Quand la sécurité menace notre État de droit

L'État de droit est-il en danger ? La sécurité prend-t-elle le pas sur nos libertés fondamentales ?
Quand la sécurité menace notre État de droit

Les récentes lois en France semblent fragiliser nos libertés, s'engageant vers une société de surveillance et de suspicion, tout en évitant de s'attaquer aux réels problèmes du système judiciaire et aux réformes nécessaires de la police. Cette réflexion est notamment mise en avant par Robin Salecroix, membre du Conseil national du PCF et adjoint au maire de Nantes.

À chaque nouvelle menace ou fait divers tragique, les décideurs politiques choisissent souvent d'agir avec une main de fer : durcir, restreindre, élargir. La législation actuelle, avec ses projets tels que ceux dits "Ripost" (réponses immédiates face aux troubles de l'ordre public) et la réforme de la justice pénale "Sure" (sanctions rapides et efficaces), témoigne de cette tendance troublante.

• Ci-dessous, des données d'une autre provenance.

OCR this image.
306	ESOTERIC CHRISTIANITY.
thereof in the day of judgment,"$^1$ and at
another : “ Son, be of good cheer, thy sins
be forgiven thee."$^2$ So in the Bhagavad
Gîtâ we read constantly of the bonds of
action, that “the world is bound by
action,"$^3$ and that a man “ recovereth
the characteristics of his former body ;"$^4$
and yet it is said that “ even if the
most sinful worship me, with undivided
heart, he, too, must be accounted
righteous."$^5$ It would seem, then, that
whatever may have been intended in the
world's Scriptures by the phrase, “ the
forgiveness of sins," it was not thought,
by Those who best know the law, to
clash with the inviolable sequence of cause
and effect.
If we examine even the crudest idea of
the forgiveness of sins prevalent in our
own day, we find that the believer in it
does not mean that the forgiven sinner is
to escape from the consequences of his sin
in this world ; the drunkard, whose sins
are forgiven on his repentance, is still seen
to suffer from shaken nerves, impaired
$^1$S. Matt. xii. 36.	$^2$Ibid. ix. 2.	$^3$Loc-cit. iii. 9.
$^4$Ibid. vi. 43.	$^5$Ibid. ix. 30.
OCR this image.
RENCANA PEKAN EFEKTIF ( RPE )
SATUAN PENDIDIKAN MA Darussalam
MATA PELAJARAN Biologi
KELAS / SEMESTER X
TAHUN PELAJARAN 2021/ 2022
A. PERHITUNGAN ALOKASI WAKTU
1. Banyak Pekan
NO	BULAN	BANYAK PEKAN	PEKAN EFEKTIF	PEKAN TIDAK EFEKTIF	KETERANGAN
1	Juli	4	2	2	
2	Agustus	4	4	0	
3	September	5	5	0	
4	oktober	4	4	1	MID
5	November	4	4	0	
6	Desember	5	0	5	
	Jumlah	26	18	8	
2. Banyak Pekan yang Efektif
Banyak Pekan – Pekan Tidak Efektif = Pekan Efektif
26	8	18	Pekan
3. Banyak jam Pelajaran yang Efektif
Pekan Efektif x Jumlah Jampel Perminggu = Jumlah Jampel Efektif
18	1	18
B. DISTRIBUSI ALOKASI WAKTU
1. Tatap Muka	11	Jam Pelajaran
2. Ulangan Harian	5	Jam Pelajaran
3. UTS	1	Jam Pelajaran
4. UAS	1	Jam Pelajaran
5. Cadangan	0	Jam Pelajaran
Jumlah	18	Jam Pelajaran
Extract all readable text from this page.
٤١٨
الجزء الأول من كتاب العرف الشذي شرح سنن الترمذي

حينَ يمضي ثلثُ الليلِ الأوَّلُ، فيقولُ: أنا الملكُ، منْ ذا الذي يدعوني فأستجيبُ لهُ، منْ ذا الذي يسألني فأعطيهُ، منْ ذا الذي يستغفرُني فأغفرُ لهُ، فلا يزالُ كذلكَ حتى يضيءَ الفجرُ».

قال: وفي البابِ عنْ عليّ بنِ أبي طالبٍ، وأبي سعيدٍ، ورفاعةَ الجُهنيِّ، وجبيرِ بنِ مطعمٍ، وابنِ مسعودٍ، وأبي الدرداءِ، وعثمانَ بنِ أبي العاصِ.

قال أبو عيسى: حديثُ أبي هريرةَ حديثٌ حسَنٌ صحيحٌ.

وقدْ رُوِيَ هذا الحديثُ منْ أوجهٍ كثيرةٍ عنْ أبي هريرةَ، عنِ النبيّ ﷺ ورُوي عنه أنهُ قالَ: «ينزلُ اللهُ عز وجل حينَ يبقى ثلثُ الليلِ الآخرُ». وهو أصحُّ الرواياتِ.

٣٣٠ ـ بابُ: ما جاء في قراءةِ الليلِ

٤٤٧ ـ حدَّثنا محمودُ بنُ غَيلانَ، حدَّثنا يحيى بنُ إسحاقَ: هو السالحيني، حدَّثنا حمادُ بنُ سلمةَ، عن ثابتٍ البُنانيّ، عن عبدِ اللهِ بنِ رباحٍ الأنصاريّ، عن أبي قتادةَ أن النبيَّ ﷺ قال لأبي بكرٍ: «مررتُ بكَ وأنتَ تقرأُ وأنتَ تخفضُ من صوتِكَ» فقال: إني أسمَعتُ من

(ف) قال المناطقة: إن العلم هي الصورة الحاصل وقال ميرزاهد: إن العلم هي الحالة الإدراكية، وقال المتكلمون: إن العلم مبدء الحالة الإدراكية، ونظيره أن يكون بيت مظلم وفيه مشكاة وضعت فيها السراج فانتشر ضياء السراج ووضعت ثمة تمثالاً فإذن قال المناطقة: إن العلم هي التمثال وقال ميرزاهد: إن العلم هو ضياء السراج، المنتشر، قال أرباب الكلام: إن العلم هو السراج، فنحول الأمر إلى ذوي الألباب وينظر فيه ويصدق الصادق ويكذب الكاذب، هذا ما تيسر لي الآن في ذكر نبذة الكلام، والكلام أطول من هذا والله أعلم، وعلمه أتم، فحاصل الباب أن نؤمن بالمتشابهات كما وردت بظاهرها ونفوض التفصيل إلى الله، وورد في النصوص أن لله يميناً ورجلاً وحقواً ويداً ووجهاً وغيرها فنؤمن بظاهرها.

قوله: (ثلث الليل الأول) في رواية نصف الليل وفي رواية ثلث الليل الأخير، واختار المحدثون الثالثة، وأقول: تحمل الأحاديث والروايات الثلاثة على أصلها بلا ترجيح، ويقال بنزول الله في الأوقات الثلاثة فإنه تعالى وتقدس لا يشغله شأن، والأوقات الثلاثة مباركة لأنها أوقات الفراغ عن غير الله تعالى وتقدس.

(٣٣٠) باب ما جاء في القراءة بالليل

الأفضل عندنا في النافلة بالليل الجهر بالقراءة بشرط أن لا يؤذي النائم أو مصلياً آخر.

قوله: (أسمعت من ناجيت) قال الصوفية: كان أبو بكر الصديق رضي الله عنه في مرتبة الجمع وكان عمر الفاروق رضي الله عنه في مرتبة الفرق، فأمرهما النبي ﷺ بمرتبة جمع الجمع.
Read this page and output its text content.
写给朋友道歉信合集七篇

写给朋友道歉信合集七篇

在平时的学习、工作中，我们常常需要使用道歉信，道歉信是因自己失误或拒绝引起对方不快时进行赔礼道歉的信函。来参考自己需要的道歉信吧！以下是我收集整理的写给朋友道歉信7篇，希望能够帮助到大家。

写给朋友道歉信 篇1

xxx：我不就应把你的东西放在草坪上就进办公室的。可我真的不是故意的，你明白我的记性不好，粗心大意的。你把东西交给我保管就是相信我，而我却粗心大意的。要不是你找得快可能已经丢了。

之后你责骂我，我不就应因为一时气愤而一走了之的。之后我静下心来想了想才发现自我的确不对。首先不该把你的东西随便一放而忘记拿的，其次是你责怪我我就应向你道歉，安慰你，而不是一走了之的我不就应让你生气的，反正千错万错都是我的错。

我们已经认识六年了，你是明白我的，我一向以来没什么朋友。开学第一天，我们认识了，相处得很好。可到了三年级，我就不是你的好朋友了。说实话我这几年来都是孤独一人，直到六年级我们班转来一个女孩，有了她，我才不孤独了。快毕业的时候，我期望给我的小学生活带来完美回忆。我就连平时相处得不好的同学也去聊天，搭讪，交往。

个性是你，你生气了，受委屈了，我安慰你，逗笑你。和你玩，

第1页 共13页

Cependant, cette évolution ne représente pas seulement une simple adaptation législative. C'est un transfert silencieux mais significatif vers un État de suspicion et de contrainte. L'argument traditionnel selon lequel il faut choisir entre liberté et sécurité est un piège. En effet, ces lois n'offrent ni l'une ni l'autre. Elles affaiblissent nos libertés tout en échappant à un examen critique des véritables besoins financiers et structurels de la justice et de la police.

Prenons l'exemple de la rétention administrative. Sa durée s'allonge sous prétexte d'efficacité. Pourtant, la majorité des éloignements se fait dans les premiers jours. Prolonger l'enfermement ne sert à rien d'autre que d'ériger une logique punitive contre des individus privés de liberté sans jugement.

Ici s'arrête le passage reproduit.